Mélange de la résine : l’erreur la plus fréquente
Le joint époxy se compose de deux composants. Le ratio entre résine et durcisseur doit être celui indiqué sur l’emballage, ni plus ni moins. Ajouter davantage de durcisseur en pensant accélérer la prise ne fonctionne pas. Le résultat sera un joint cassant, qui se fissure sous les variations de température.
Un mélange insuffisant produit des zones molles qui ne durciront jamais. Mélangez pendant au moins deux à trois minutes en raclant les bords et le fond du récipient. Les zones non mélangées resteront poisseuses indéfiniment.
Joints de dilatation et zones de contrainte : le point souvent oublié
Le joint époxy est rigide une fois durci. Cette rigidité est un avantage pour la résistance aux taches et à l’humidité, mais un inconvénient aux endroits où le support travaille.

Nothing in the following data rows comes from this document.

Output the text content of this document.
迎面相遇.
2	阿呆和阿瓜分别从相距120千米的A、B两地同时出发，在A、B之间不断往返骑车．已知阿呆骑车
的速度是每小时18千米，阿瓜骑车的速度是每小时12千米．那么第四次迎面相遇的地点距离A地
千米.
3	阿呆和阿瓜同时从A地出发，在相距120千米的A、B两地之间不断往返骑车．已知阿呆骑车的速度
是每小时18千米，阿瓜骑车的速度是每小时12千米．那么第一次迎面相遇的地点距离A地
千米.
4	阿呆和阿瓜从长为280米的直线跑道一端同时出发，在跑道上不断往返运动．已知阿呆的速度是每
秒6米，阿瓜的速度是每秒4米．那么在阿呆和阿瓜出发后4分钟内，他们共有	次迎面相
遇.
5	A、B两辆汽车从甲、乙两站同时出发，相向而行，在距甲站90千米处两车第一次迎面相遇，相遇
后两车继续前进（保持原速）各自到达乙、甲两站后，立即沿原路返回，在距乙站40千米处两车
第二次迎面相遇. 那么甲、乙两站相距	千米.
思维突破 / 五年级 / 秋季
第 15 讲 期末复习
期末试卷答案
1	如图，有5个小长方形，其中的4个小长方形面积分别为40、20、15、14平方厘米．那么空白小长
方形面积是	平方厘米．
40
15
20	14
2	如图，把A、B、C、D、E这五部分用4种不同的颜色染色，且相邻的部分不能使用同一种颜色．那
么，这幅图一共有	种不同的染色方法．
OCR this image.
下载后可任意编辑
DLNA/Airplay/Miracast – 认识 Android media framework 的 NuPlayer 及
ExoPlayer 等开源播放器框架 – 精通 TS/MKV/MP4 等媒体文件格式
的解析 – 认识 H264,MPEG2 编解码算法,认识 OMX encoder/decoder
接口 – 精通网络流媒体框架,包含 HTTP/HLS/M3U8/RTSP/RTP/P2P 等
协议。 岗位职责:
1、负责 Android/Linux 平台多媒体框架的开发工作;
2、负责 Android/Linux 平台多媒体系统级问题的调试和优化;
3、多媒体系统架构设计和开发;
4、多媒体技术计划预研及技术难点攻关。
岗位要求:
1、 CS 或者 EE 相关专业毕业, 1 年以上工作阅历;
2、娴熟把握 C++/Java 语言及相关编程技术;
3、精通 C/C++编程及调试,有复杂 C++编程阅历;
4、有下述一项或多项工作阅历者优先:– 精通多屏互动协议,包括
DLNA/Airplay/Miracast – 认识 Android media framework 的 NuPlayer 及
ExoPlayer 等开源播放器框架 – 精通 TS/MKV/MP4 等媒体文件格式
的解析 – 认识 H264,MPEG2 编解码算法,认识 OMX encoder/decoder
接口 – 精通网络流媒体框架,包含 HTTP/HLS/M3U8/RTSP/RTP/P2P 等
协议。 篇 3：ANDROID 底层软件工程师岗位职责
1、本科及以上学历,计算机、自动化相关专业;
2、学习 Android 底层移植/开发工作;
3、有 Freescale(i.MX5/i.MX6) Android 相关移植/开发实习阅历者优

Les joints de dilatation (périphérie de pièce, seuils de porte, jonction sol-mur) ne doivent jamais être remplis à l’époxy.
Un joint de dilatation comblé à l’époxy finit par fissurer le carrelage. Utilisez un mastic souple (polyuréthane ou silicone adapté) pour ces zones. L’époxy est réservé aux joints entre carreaux, là où les mouvements structurels sont négligeables.
Le recouvrement d’un joint existant par de l’époxy reste une opération de compromis. Elle fonctionne dans un cadre précis : réparation localisée, support sain et rugueux, absence totale d’humidité et de film résiduel. En dehors de ces conditions, le retrait complet de l’ancien joint reste la seule méthode fiable pour garantir la tenue dans le temps.